Лоренс крепко обнял жену, прочитав на ее лице всю гамму охвативших ее чувств. Затем он подхватил ее дорожную сумку, взял под руку, и они зашагали к выходу.

– Да, моя дорогая. – Он снова нежно обнял ее за плечи. – Сейчас я отвезу тебя домой.


Спустя три месяца после возвращения домой Конни получила письмо из разведывательного управления, предписывающее ей незамедлительно прибыть в Лондон для встречи с Морисом Бакмастером.

Не успела она переступить порог его кабинета на Бейкер-стрит, как тот радостно подхватился ей навстречу и энергично пожал руку.

– Констанция Шапель! Наш агент, который так и не стала агентом. Присаживайтесь, моя дорогая. Прошу вас, присаживайтесь.

Конни села, а Бакмастер, по своему обыкновению, пристроился на краешке стола.

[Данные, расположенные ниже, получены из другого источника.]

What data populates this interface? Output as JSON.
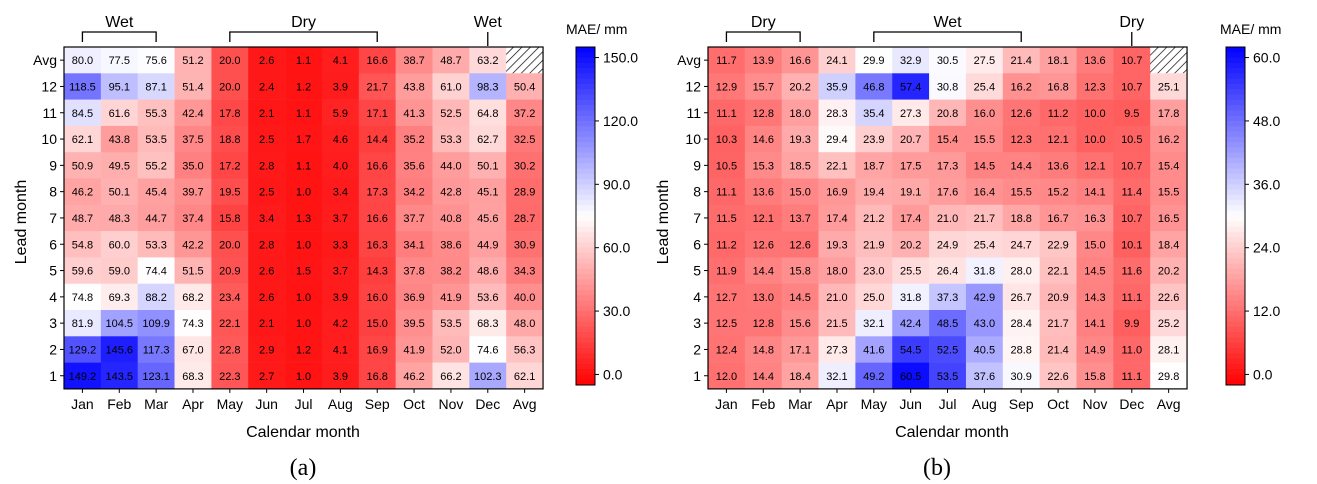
{
  "chart_data": [
    {
      "type": "heatmap",
      "panel_label": "(a)",
      "xlabel": "Calendar month",
      "ylabel": "Lead month",
      "x_categories": [
        "Jan",
        "Feb",
        "Mar",
        "Apr",
        "May",
        "Jun",
        "Jul",
        "Aug",
        "Sep",
        "Oct",
        "Nov",
        "Dec",
        "Avg"
      ],
      "y_categories": [
        "Avg",
        "12",
        "11",
        "10",
        "9",
        "8",
        "7",
        "6",
        "5",
        "4",
        "3",
        "2",
        "1"
      ],
      "values": [
        [
          80.0,
          77.5,
          75.6,
          51.2,
          20.0,
          2.6,
          1.1,
          4.1,
          16.6,
          38.7,
          48.7,
          63.2,
          null
        ],
        [
          118.5,
          95.1,
          87.1,
          51.4,
          20.0,
          2.4,
          1.2,
          3.9,
          21.7,
          43.8,
          61.0,
          98.3,
          50.4
        ],
        [
          84.5,
          61.6,
          55.3,
          42.4,
          17.8,
          2.1,
          1.1,
          5.9,
          17.1,
          41.3,
          52.5,
          64.8,
          37.2
        ],
        [
          62.1,
          43.8,
          53.5,
          37.5,
          18.8,
          2.5,
          1.7,
          4.6,
          14.4,
          35.2,
          53.3,
          62.7,
          32.5
        ],
        [
          50.9,
          49.5,
          55.2,
          35.0,
          17.2,
          2.8,
          1.1,
          4.0,
          16.6,
          35.6,
          44.0,
          50.1,
          30.2
        ],
        [
          46.2,
          50.1,
          45.4,
          39.7,
          19.5,
          2.5,
          1.0,
          3.4,
          17.3,
          34.2,
          42.8,
          45.1,
          28.9
        ],
        [
          48.7,
          48.3,
          44.7,
          37.4,
          15.8,
          3.4,
          1.3,
          3.7,
          16.6,
          37.7,
          40.8,
          45.6,
          28.7
        ],
        [
          54.8,
          60.0,
          53.3,
          42.2,
          20.0,
          2.8,
          1.0,
          3.3,
          16.3,
          34.1,
          38.6,
          44.9,
          30.9
        ],
        [
          59.6,
          59.0,
          74.4,
          51.5,
          20.9,
          2.6,
          1.5,
          3.7,
          14.3,
          37.8,
          38.2,
          48.6,
          34.3
        ],
        [
          74.8,
          69.3,
          88.2,
          68.2,
          23.4,
          2.6,
          1.0,
          3.9,
          16.0,
          36.9,
          41.9,
          53.6,
          40.0
        ],
        [
          81.9,
          104.5,
          109.9,
          74.3,
          22.1,
          2.1,
          1.0,
          4.2,
          15.0,
          39.5,
          53.5,
          68.3,
          48.0
        ],
        [
          129.2,
          145.6,
          117.3,
          67.0,
          22.8,
          2.9,
          1.2,
          4.1,
          16.9,
          41.9,
          52.0,
          74.6,
          56.3
        ],
        [
          149.2,
          143.5,
          123.1,
          68.3,
          22.3,
          2.7,
          1.0,
          3.9,
          16.8,
          46.2,
          66.2,
          102.3,
          62.1
        ]
      ],
      "colorbar": {
        "title": "MAE/ mm",
        "ticks": [
          "150.0",
          "120.0",
          "90.0",
          "60.0",
          "30.0",
          "0.0"
        ],
        "min": -5,
        "max": 155,
        "white_at": 75
      },
      "season_labels": [
        {
          "text": "Wet",
          "type": "bracket",
          "from": 0,
          "to": 2
        },
        {
          "text": "Dry",
          "type": "bracket",
          "from": 4,
          "to": 8
        },
        {
          "text": "Wet",
          "type": "tick",
          "at": 11
        }
      ]
    },
    {
      "type": "heatmap",
      "panel_label": "(b)",
      "xlabel": "Calendar month",
      "ylabel": "Lead month",
      "x_categories": [
        "Jan",
        "Feb",
        "Mar",
        "Apr",
        "May",
        "Jun",
        "Jul",
        "Aug",
        "Sep",
        "Oct",
        "Nov",
        "Dec",
        "Avg"
      ],
      "y_categories": [
        "Avg",
        "12",
        "11",
        "10",
        "9",
        "8",
        "7",
        "6",
        "5",
        "4",
        "3",
        "2",
        "1"
      ],
      "values": [
        [
          11.7,
          13.9,
          16.6,
          24.1,
          29.9,
          32.9,
          30.5,
          27.5,
          21.4,
          18.1,
          13.6,
          10.7,
          null
        ],
        [
          12.9,
          15.7,
          20.2,
          35.9,
          46.8,
          57.4,
          30.8,
          25.4,
          16.2,
          16.8,
          12.3,
          10.7,
          25.1
        ],
        [
          11.1,
          12.8,
          18.0,
          28.3,
          35.4,
          27.3,
          20.8,
          16.0,
          12.6,
          11.2,
          10.0,
          9.5,
          17.8
        ],
        [
          10.3,
          14.6,
          19.3,
          29.4,
          23.9,
          20.7,
          15.4,
          15.5,
          12.3,
          12.1,
          10.0,
          10.5,
          16.2
        ],
        [
          10.5,
          15.3,
          18.5,
          22.1,
          18.7,
          17.5,
          17.3,
          14.5,
          14.4,
          13.6,
          12.1,
          10.7,
          15.4
        ],
        [
          11.1,
          13.6,
          15.0,
          16.9,
          19.4,
          19.1,
          17.6,
          16.4,
          15.5,
          15.2,
          14.1,
          11.4,
          15.5
        ],
        [
          11.5,
          12.1,
          13.7,
          17.4,
          21.2,
          17.4,
          21.0,
          21.7,
          18.8,
          16.7,
          16.3,
          10.7,
          16.5
        ],
        [
          11.2,
          12.6,
          12.6,
          19.3,
          21.9,
          20.2,
          24.9,
          25.4,
          24.7,
          22.9,
          15.0,
          10.1,
          18.4
        ],
        [
          11.9,
          14.4,
          15.8,
          18.0,
          23.0,
          25.5,
          26.4,
          31.8,
          28.0,
          22.1,
          14.5,
          11.6,
          20.2
        ],
        [
          12.7,
          13.0,
          14.5,
          21.0,
          25.0,
          31.8,
          37.3,
          42.9,
          26.7,
          20.9,
          14.3,
          11.1,
          22.6
        ],
        [
          12.5,
          12.8,
          15.6,
          21.5,
          32.1,
          42.4,
          48.5,
          43.0,
          28.4,
          21.7,
          14.1,
          9.9,
          25.2
        ],
        [
          12.4,
          14.8,
          17.1,
          27.3,
          41.6,
          54.5,
          52.5,
          40.5,
          28.8,
          21.4,
          14.9,
          11.0,
          28.1
        ],
        [
          12.0,
          14.4,
          18.4,
          32.1,
          49.2,
          60.5,
          53.5,
          37.6,
          30.9,
          22.6,
          15.8,
          11.1,
          29.8
        ]
      ],
      "colorbar": {
        "title": "MAE/ mm",
        "ticks": [
          "60.0",
          "48.0",
          "36.0",
          "24.0",
          "12.0",
          "0.0"
        ],
        "min": -2,
        "max": 62,
        "white_at": 30
      },
      "season_labels": [
        {
          "text": "Dry",
          "type": "bracket",
          "from": 0,
          "to": 2
        },
        {
          "text": "Wet",
          "type": "bracket",
          "from": 4,
          "to": 8
        },
        {
          "text": "Dry",
          "type": "tick",
          "at": 11
        }
      ]
    }
  ]
}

– Итак, Констанция, рады, что снова вернулись на наши острова?

– Да, сэр. Очень рада. Вернуться домой – это так замечательно! – воскликнула она с чувством.

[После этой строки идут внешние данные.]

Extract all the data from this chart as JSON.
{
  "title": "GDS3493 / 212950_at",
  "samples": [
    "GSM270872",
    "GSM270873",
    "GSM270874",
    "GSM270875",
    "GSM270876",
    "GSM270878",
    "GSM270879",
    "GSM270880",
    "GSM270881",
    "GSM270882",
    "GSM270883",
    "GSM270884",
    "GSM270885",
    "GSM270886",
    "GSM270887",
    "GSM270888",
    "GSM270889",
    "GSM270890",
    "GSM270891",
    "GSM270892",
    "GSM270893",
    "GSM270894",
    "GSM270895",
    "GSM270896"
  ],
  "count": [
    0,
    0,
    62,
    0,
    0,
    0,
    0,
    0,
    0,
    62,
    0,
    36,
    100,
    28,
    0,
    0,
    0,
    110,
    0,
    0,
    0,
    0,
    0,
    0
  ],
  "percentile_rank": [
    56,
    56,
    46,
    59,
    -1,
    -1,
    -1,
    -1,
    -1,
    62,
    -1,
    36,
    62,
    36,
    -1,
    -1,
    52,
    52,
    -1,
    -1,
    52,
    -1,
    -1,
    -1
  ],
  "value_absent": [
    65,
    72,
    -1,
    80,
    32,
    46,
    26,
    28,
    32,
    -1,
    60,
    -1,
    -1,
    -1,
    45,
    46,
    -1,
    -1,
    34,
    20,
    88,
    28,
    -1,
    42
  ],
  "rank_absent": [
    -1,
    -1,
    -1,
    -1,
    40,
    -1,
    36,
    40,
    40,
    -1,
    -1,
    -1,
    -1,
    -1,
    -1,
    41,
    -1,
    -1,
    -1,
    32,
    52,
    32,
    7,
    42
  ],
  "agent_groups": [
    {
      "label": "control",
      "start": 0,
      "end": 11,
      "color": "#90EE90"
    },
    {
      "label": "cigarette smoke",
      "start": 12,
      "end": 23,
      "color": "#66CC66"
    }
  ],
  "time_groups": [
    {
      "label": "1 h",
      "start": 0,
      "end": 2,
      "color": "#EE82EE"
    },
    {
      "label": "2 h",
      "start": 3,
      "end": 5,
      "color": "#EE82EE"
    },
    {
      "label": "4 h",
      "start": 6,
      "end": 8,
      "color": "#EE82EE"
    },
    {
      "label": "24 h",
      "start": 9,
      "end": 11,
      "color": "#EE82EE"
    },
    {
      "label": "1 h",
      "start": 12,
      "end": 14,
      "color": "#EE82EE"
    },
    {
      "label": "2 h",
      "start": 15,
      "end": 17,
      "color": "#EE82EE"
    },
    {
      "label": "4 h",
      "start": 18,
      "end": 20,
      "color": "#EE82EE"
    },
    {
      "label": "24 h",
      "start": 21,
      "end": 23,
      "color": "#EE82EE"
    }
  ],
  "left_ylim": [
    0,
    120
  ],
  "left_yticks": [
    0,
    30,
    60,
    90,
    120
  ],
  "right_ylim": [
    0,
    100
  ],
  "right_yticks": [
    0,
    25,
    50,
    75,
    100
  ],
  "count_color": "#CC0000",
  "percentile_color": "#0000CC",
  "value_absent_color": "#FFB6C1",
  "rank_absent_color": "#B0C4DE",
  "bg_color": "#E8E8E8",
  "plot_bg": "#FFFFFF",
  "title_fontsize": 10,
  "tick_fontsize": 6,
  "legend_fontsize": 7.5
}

– Что ж, раз вы здесь, то сообщаю вам уже официально о вашей демобилизации.

– Да, сэр.

– Приношу вам свои глубочайшие извинения. Можно сказать, мы бросили вас в самое пекло, едва вы ступили на землю Франции. К сожалению, так уж вышло… Но вы постучали в дверь одного из самых влиятельных членов Сопротивления. Ключевая фигура в Комитете де Голля по освобождению Франции. Мы получили приказ с самого верха оставить все как есть. Они не могли рисковать легендой прикрытия для своего Героя, к большому сожалению уже для вас. В сложившихся обстоятельствах мы оказались бессильны сделать что-либо. В любом случае я очень рад, что вы вернулись домой живой и невредимой.

– Спасибо, сэр.

– Из сорока девушек, которых мы забросили на территорию Франции, четырнадцать не вернулись. В том числе и ваша подруга Венеция, – тяжело вздохнул Бакмастер.

– Я знаю, – печально проронила в ответ Конни.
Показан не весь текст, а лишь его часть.